As Nemani repeated the story of Firestein’s artwork and their chance meeting in Argentina to many curious strangers, he found that the shoes were a perfect launchpad for connecting with those of different ages, races, cultures, and languages. After a year and a half spent visiting other countries, Nemani contacted Firestein with a wish to do something to help others feel as connected with other cultures as he now did. His dream would be to buy everyone a plane ticket to travel the world, but since that wasn’t feasible, they decided to use shoes.
“We said, ‘Well, if there’s a different story and place behind every product, when people talk about those products, it’s going to spark conversation, it’s going to bring people together, it’s going to create more shared understanding and mutual respect,” says Nemani.
The two friends moved to Chicago, and in 2011, Bucketfeet was born with a mission to connect people through art. Rather than Firestein designing all of the colorful prints and patterns for the footwear himself, every Bucketfeet shoe print is designed by an artist, who is initially paid for the artwork before they earn a $1 royalty on every pair of shoes bearing their design that Bucketfeet sells.
The brand’s most popular prints is called “Pineappleade,” which depicts a combination of a pineapple and a grenade, designed by Colombian street artist DJ Lu.
“It sort of represents how the farmlands of Colombia have been turned into these war zones,” explains Nemani.
The story behind the artist and their design is high on the list of criteria Bucketfeet takes into consideration before accepting a print submission—of which they receive up to 1,000 a week. Since its conception, Bucketfeet has featured the work of over 40,000 artists from 120 countries. For their retail studio location in Shaw’s The Shay Development, the brand partnered with local community artist MasPaz to design a custom mural, and Nemani says the brand also plans to collaborate with a DC artist to create a print for Bucketfeet shoes.

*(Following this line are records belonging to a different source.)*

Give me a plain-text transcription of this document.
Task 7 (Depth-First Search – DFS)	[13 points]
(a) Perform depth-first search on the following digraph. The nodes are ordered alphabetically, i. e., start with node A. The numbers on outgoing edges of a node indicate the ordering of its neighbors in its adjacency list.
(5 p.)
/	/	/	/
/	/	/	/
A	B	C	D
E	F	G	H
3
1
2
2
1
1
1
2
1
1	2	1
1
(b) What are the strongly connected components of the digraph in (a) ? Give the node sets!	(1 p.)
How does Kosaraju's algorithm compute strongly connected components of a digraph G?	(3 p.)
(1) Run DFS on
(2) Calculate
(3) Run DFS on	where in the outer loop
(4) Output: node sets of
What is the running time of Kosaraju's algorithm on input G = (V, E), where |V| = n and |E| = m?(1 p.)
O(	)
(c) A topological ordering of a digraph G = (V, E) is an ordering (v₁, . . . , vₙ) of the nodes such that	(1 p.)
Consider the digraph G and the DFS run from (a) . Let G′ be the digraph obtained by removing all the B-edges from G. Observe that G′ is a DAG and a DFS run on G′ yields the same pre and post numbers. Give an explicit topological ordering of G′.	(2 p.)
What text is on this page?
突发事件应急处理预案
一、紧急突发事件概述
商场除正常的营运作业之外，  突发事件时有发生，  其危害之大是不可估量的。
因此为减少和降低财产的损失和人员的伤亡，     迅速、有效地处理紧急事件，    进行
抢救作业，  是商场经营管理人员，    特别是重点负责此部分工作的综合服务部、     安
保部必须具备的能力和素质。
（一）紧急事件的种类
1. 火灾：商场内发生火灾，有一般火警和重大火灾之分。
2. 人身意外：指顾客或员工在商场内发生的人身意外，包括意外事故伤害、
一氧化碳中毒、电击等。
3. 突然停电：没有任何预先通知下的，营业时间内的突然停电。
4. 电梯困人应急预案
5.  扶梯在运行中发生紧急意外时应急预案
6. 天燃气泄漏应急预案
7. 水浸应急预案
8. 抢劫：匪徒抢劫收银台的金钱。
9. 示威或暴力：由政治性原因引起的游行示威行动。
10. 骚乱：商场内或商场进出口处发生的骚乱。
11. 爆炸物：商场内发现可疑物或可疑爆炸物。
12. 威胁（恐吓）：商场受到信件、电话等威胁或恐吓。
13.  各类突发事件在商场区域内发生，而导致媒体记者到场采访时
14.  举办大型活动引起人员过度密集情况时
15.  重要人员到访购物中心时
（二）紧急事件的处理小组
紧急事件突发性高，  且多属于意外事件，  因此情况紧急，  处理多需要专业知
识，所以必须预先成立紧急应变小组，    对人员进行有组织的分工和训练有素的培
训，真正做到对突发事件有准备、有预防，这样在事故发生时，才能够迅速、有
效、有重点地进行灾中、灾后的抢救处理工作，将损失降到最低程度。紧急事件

DC will be the brand’s third studio location, their first outside of Chicago, where the brand is based. DC happened to be the place where Bucketfeet was getting the third-most internet traffic, after Chicago and New York City, but Nemani says they were also drawn by the “very civic-minded community” in DC.
“When we think of our mission as a brand of creating a brighter world, I don’t know if there’s many markets in the country or in the world that are as much about affecting change, being a part of the conversation, being sort of leaders, than in DC,” says Nemani. “I can’t say enough how excited we are [for DC] to be that first foray outside of Chicago.”
Bucketfeet is slated to open mid-July at 1924 8th St., NW.